Do outro lado estava um trabalhador, como eles. Muitos discutem que trabalho vale mais, ou menos. Mas o certo é que todos são necessários.
Um trabalho não deveria ser pesado pela sua remuneração, nem pela classe social do trabalhador, seja empresário, seja doutor, seja um pedreiro. O trabalho de um homem é tão importante quanto o do outro.
No entanto uma classe é privilegiada por fazer pouca coisa, e a outra merece viver como gado, segundo a visão da primeira.
Arthur teve sua ilusão de um mundo feliz e hospitaleiro impactada naquele instante. Notou a ferocidade de quem não vive privilegiado. É o medo, e também o desejo pela vida sendo manifestado por todos. Corriam a longos passos com muitas latas protegidas pelo tecido das camisas, alguns colaboravam entre si para pegar uma caixa, e se cumprimentavam, alegres. Mas poucos ajudaram a levantar a carreta.
Apesar de tudo isso, há uma força adormecida nas massas. E quando tal força surge sem controle, tais massas apenas atrasam sua evolução.
E o que fazer quando não resta nenhuma esperança de dias melhores?
A vida não é como um filme em que os protagonistas são felizes no final e têm suas trilhas sonoras. Enquanto vivemos não há um som de fundo, um tema triste, ou um tema alegre exteriorizado por violinistas, ou pianistas, ou outros artistas.

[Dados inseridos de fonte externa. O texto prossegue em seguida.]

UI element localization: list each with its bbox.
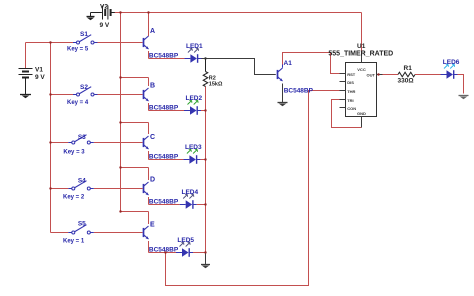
svg-text:B: B	[150, 83, 155, 90]
svg-text:R1: R1	[404, 65, 413, 72]
svg-text:LED5: LED5	[177, 237, 194, 244]
svg-text:Key = 1: Key = 1	[63, 238, 85, 244]
svg-text:9 V: 9 V	[100, 22, 110, 29]
svg-text:D: D	[150, 177, 155, 184]
svg-text:BC548BP: BC548BP	[149, 104, 179, 111]
svg-text:LED4: LED4	[182, 189, 199, 196]
svg-text:THR: THR	[347, 89, 355, 94]
svg-text:15kΩ: 15kΩ	[209, 82, 223, 88]
svg-text:Key = 3: Key = 3	[63, 149, 85, 155]
svg-text:CON: CON	[347, 106, 356, 111]
svg-text:VCC: VCC	[357, 67, 366, 72]
svg-text:RST: RST	[347, 72, 356, 77]
svg-text:A: A	[150, 28, 155, 35]
svg-text:555_TIMER_RATED: 555_TIMER_RATED	[328, 51, 393, 58]
svg-text:Key = 2: Key = 2	[63, 194, 85, 200]
svg-text:C: C	[150, 134, 155, 141]
svg-text:BC548BP: BC548BP	[149, 246, 179, 253]
svg-text:S5: S5	[78, 221, 86, 228]
svg-text:S2: S2	[80, 84, 88, 91]
svg-text:330Ω: 330Ω	[398, 78, 414, 85]
svg-text:OUT: OUT	[367, 73, 376, 78]
svg-text:LED2: LED2	[186, 95, 203, 102]
svg-text:S3: S3	[78, 134, 86, 141]
svg-text:U1: U1	[357, 43, 366, 50]
svg-text:BC548BP: BC548BP	[149, 198, 179, 205]
svg-text:BC548BP: BC548BP	[284, 87, 314, 94]
svg-text:9 V: 9 V	[35, 74, 45, 81]
svg-text:V2: V2	[100, 3, 108, 10]
svg-text:LED1: LED1	[186, 43, 203, 50]
svg-text:E: E	[150, 222, 155, 229]
svg-text:BC548BP: BC548BP	[149, 52, 179, 59]
svg-text:S1: S1	[80, 31, 88, 38]
svg-text:LED3: LED3	[185, 144, 202, 151]
svg-text:DIS: DIS	[347, 80, 354, 85]
svg-text:A1: A1	[284, 60, 293, 67]
svg-text:Key = 5: Key = 5	[67, 47, 89, 53]
svg-text:BC548BP: BC548BP	[149, 153, 179, 160]
svg-text:Key = 4: Key = 4	[67, 100, 89, 106]
svg-text:S4: S4	[78, 178, 86, 185]
svg-text:GND: GND	[357, 111, 366, 116]
svg-text:V1: V1	[35, 67, 43, 74]
svg-text:TRI: TRI	[347, 98, 353, 103]
svg-text:LED6: LED6	[443, 59, 460, 66]
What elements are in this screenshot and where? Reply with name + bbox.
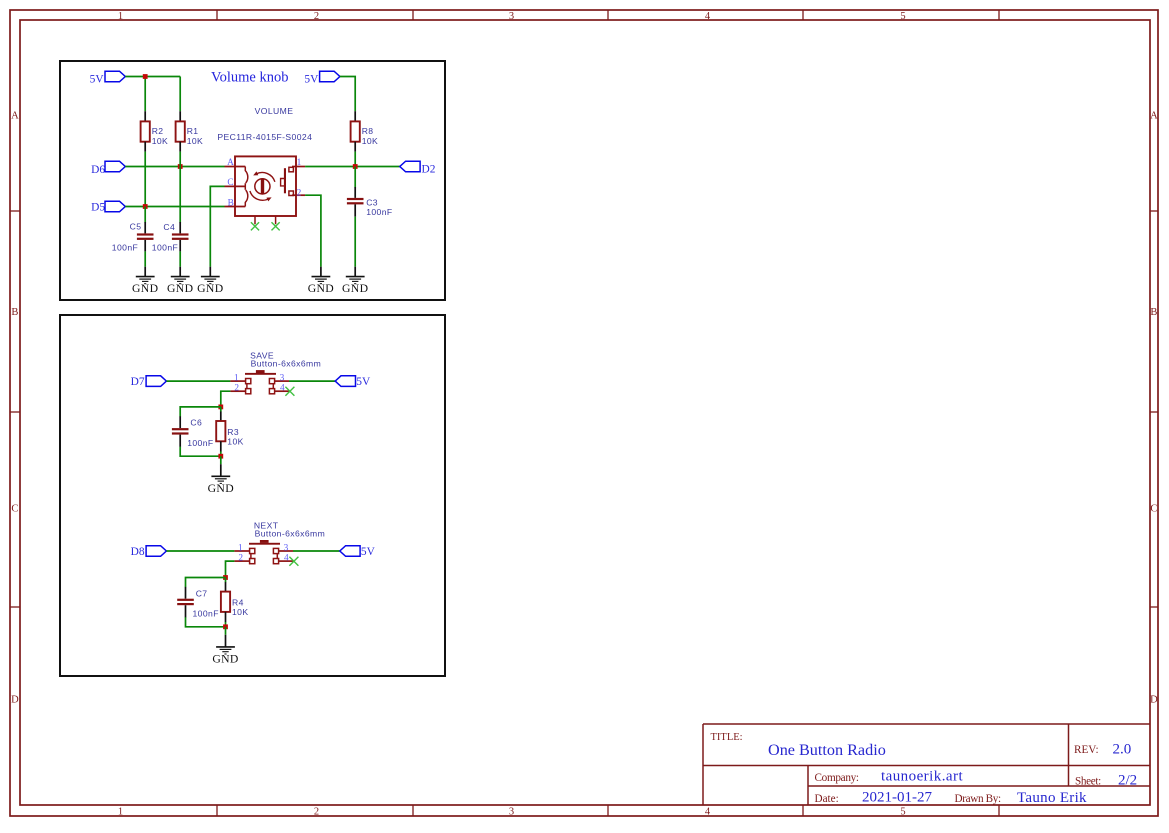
svg-text:100nF: 100nF — [366, 207, 392, 217]
svg-text:1: 1 — [234, 374, 239, 384]
wire SAVE R top — [220, 407, 222, 412]
power flag 5V SAVE — [335, 376, 371, 388]
svg-text:2/2: 2/2 — [1118, 773, 1137, 789]
svg-text:Drawn By:: Drawn By: — [955, 793, 1001, 805]
svg-text:5: 5 — [900, 806, 905, 817]
svg-text:Volume knob: Volume knob — [211, 70, 288, 86]
svg-text:Button-6x6x6mm: Button-6x6x6mm — [251, 359, 322, 369]
wire SAVE C bottom — [180, 447, 221, 457]
ground GND1 — [132, 277, 158, 296]
wire D6 to encoder pin A — [125, 166, 224, 168]
resistor R3 10K — [216, 411, 244, 451]
svg-text:1: 1 — [118, 806, 123, 817]
svg-text:D7: D7 — [131, 376, 145, 388]
wire encoder pin2 to GND — [305, 195, 321, 267]
no-connect SAVE pin 4 — [285, 387, 294, 396]
svg-text:A: A — [1150, 111, 1158, 122]
title block — [703, 724, 1150, 805]
wire C4 to GND — [179, 251, 181, 266]
svg-text:GND: GND — [208, 482, 234, 495]
svg-text:10K: 10K — [362, 136, 379, 146]
wire SAVE to GND — [220, 456, 222, 464]
svg-text:2: 2 — [314, 806, 319, 817]
wire NEXT pin3 to 5V — [293, 550, 340, 552]
svg-text:3: 3 — [284, 544, 289, 554]
global label D7 — [131, 376, 167, 388]
svg-text:R8: R8 — [362, 126, 374, 136]
svg-text:5V: 5V — [361, 546, 376, 558]
svg-text:C5: C5 — [130, 222, 142, 232]
svg-text:C7: C7 — [196, 588, 208, 598]
svg-text:R3: R3 — [227, 427, 239, 437]
sheet box Buttons — [60, 315, 445, 676]
junction D5/R2 — [143, 204, 148, 209]
svg-text:4: 4 — [705, 806, 711, 817]
no-connect encoder mount 2 — [272, 222, 280, 230]
ground GND2 — [167, 277, 193, 296]
svg-text:1: 1 — [118, 11, 123, 22]
wire encoder pin1 to D2 — [305, 166, 400, 168]
svg-text:D8: D8 — [131, 546, 145, 558]
wire SAVE R bottom — [220, 451, 222, 456]
svg-text:100nF: 100nF — [193, 609, 219, 619]
svg-text:C4: C4 — [163, 222, 175, 232]
svg-text:B: B — [11, 307, 18, 318]
svg-text:Sheet:: Sheet: — [1075, 775, 1101, 787]
global label D5 — [91, 201, 125, 214]
svg-text:C: C — [11, 504, 18, 515]
svg-text:B: B — [228, 199, 234, 209]
wire 5V corner to R1 — [179, 77, 181, 112]
svg-text:GND: GND — [308, 282, 334, 295]
wire D5 down to C5 — [144, 207, 146, 223]
rotary encoder SW PEC11R-4015F-S0024 — [217, 106, 312, 224]
svg-text:5V: 5V — [356, 376, 371, 388]
global label D2 — [400, 161, 436, 175]
svg-text:GND: GND — [212, 653, 238, 666]
capacitor C7 100nF — [177, 587, 219, 619]
wire R2 to D5 — [144, 152, 146, 207]
svg-text:3: 3 — [509, 806, 514, 817]
svg-text:3: 3 — [509, 11, 514, 22]
resistor R8 10K — [351, 111, 379, 151]
svg-text:10K: 10K — [227, 437, 244, 447]
svg-text:1: 1 — [297, 158, 302, 168]
power flag 5V NEXT — [340, 546, 376, 558]
svg-text:2: 2 — [297, 188, 302, 198]
wire SAVE pin3 to 5V — [289, 380, 335, 382]
svg-text:C6: C6 — [190, 418, 202, 428]
svg-text:100nF: 100nF — [112, 242, 138, 252]
resistor R1 10K — [176, 111, 204, 151]
ground NEXT GND — [212, 647, 238, 666]
svg-text:10K: 10K — [187, 136, 204, 146]
power flag 5V left — [90, 71, 126, 85]
wire C5 to GND — [144, 251, 146, 266]
svg-text:C: C — [227, 178, 233, 188]
junction 5V/R2 — [143, 74, 148, 79]
capacitor C3 100nF — [347, 187, 393, 217]
svg-text:100nF: 100nF — [187, 438, 213, 448]
capacitor C4 100nF — [152, 222, 189, 252]
wire R8 to node — [354, 152, 356, 167]
no-connect encoder mount 1 — [251, 222, 259, 230]
ground GND5 — [342, 277, 368, 296]
wire SAVE node to C — [180, 407, 221, 417]
svg-text:2: 2 — [234, 384, 239, 394]
capacitor C6 100nF — [172, 416, 214, 448]
wire NEXT C bottom — [186, 617, 226, 627]
global label D8 — [131, 546, 167, 558]
junction D6/R1 — [178, 164, 183, 169]
wire 5V rail top — [125, 76, 180, 78]
svg-text:R2: R2 — [152, 126, 164, 136]
wire D6 down to C4 — [179, 167, 181, 223]
wire R1 to D6 — [179, 152, 181, 167]
svg-text:Date:: Date: — [815, 793, 839, 805]
svg-text:1: 1 — [238, 544, 243, 554]
svg-text:2.0: 2.0 — [1113, 742, 1132, 758]
junction SAVE bottom — [218, 454, 223, 459]
resistor R2 10K — [141, 111, 169, 151]
svg-text:2021-01-27: 2021-01-27 — [862, 790, 932, 806]
svg-text:4: 4 — [705, 11, 711, 22]
svg-text:Button-6x6x6mm: Button-6x6x6mm — [255, 529, 326, 539]
svg-text:Company:: Company: — [815, 772, 859, 784]
wire NEXT to GND — [225, 627, 227, 635]
svg-text:100nF: 100nF — [152, 242, 178, 252]
junction SAVE top — [218, 405, 223, 410]
ground SAVE GND — [208, 476, 234, 495]
svg-text:D: D — [1150, 695, 1158, 706]
wire NEXT node to C — [186, 578, 226, 588]
svg-text:taunoerik.art: taunoerik.art — [881, 769, 963, 785]
svg-text:B: B — [1150, 307, 1157, 318]
wire D8 to NEXT pin1 — [166, 550, 234, 552]
sheet box Volume knob — [60, 61, 445, 300]
ground GND4 — [308, 277, 334, 296]
svg-text:TITLE:: TITLE: — [711, 732, 743, 743]
svg-text:D6: D6 — [91, 164, 105, 176]
svg-text:GND: GND — [167, 282, 193, 295]
capacitor C5 100nF — [112, 222, 154, 253]
svg-text:5: 5 — [900, 11, 905, 22]
svg-text:REV:: REV: — [1074, 744, 1099, 756]
svg-text:D: D — [11, 695, 19, 706]
svg-text:One Button Radio: One Button Radio — [768, 741, 886, 759]
wire SAVE pin2 down — [221, 391, 231, 407]
svg-text:10K: 10K — [232, 607, 249, 617]
svg-text:3: 3 — [280, 374, 285, 384]
svg-text:VOLUME: VOLUME — [255, 106, 294, 116]
svg-text:D2: D2 — [422, 163, 436, 175]
wire encoder pin C to GND — [210, 186, 224, 266]
svg-text:PEC11R-4015F-S0024: PEC11R-4015F-S0024 — [217, 132, 312, 142]
resistor R4 10K — [221, 582, 249, 622]
svg-text:2: 2 — [314, 11, 319, 22]
ground GND3 — [197, 277, 223, 296]
svg-text:5V: 5V — [304, 73, 319, 85]
wire 5V to R2 — [144, 77, 146, 112]
svg-text:A: A — [11, 111, 19, 122]
push button NEXT Button-6x6x6mm — [234, 520, 325, 563]
junction NEXT bottom — [223, 624, 228, 629]
svg-text:Tauno Erik: Tauno Erik — [1017, 790, 1087, 806]
wire node to C3 — [354, 167, 356, 188]
global label D6 — [91, 161, 125, 176]
svg-text:GND: GND — [342, 282, 368, 295]
svg-text:C: C — [1150, 504, 1157, 515]
svg-text:10K: 10K — [152, 136, 169, 146]
svg-text:2: 2 — [238, 554, 243, 564]
svg-text:A: A — [227, 158, 234, 168]
wire NEXT pin2 down — [226, 561, 235, 577]
no-connect NEXT pin 4 — [289, 557, 298, 566]
wire D5 to encoder pin B — [125, 206, 224, 208]
junction NEXT top — [223, 575, 228, 580]
wire NEXT R bottom — [225, 622, 227, 627]
svg-text:R1: R1 — [187, 126, 199, 136]
svg-text:R4: R4 — [232, 598, 244, 608]
wire C3 to GND — [354, 217, 356, 267]
svg-text:GND: GND — [197, 282, 223, 295]
wire D7 to SAVE pin1 — [166, 380, 230, 382]
svg-text:GND: GND — [132, 282, 158, 295]
svg-text:D5: D5 — [91, 202, 105, 214]
junction pin1/R8/C3 — [353, 164, 358, 169]
wire 5V to R8 — [340, 77, 355, 112]
power flag 5V right — [304, 71, 340, 85]
push button SAVE Button-6x6x6mm — [230, 351, 321, 394]
svg-text:4: 4 — [280, 384, 285, 394]
svg-text:5V: 5V — [90, 73, 105, 85]
svg-text:4: 4 — [284, 554, 289, 564]
wire NEXT R top — [225, 578, 227, 583]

A vida é semelhante a um filme em muitos aspectos. No entanto nos filmes a vida dos personagens já está toda planejada e definida pelo autor. Com o nosso filme (vida) é diferente. Nós projetamos nosso personagem. Podemos escrever um roteiro, ou alterá-lo a qualquer hora. Somos os autores, atores, personagens, roteiristas, cinegrafistas e expectadores de nossos próprios filmes. Enquanto houver espaço e tempo, sempre haverá um filme em que atuar. Livre-se do espaço-tempo e se livrará das ilusões dele. mas dificilmente você aprenderá algo novo.
Assim aconteceu com Arthur. Essa lembrança veio à sua mente junto com muitas outras. A ilusão de mundo feliz foi dissipada, com efeito.
No entanto, também lembrou-se que querer mudar o mundo a seu bel-prazer é impossível. A única coisa que a vida exige é que você seja fiel consigo mesmo. E assim foi com aqueles moradores: eles tinham o poder de não serem vítimas de um sistema prioritário aos grandes.
Podiam mudar tudo se quisessem. Mas o fato é que eles estavam escrevendo seus próprios filmes e acreditando nas ilusões apresentadas.
Com o motorista deu-se da mesma maneira. Talvez ele não gostasse do trabalho, afinal dirigir carreta por horas a fio é certamente cansativo, além do risco de sofrer um acidente por dormir ao volante.
No entanto o que se nos revela é que cada um escolhe a maneira de viver. Muitos se veem como vítimas, e acreditam nisso, de modo que tornam-se vítimas. Muitos exploram, acreditando que são os reis do mundo, que são superiores. Mas já que tudo tem um porquê, pelo menos no mundo do espaço-tempo, então quem se apega demais às ilusões corre o sério risco de ser acordado bruscamente ao cair num buraco profundo cavado por si próprio. O choque é terrível.
Arthur aprendeu muito naquele dia.
E começou a escrever seu próprio filme.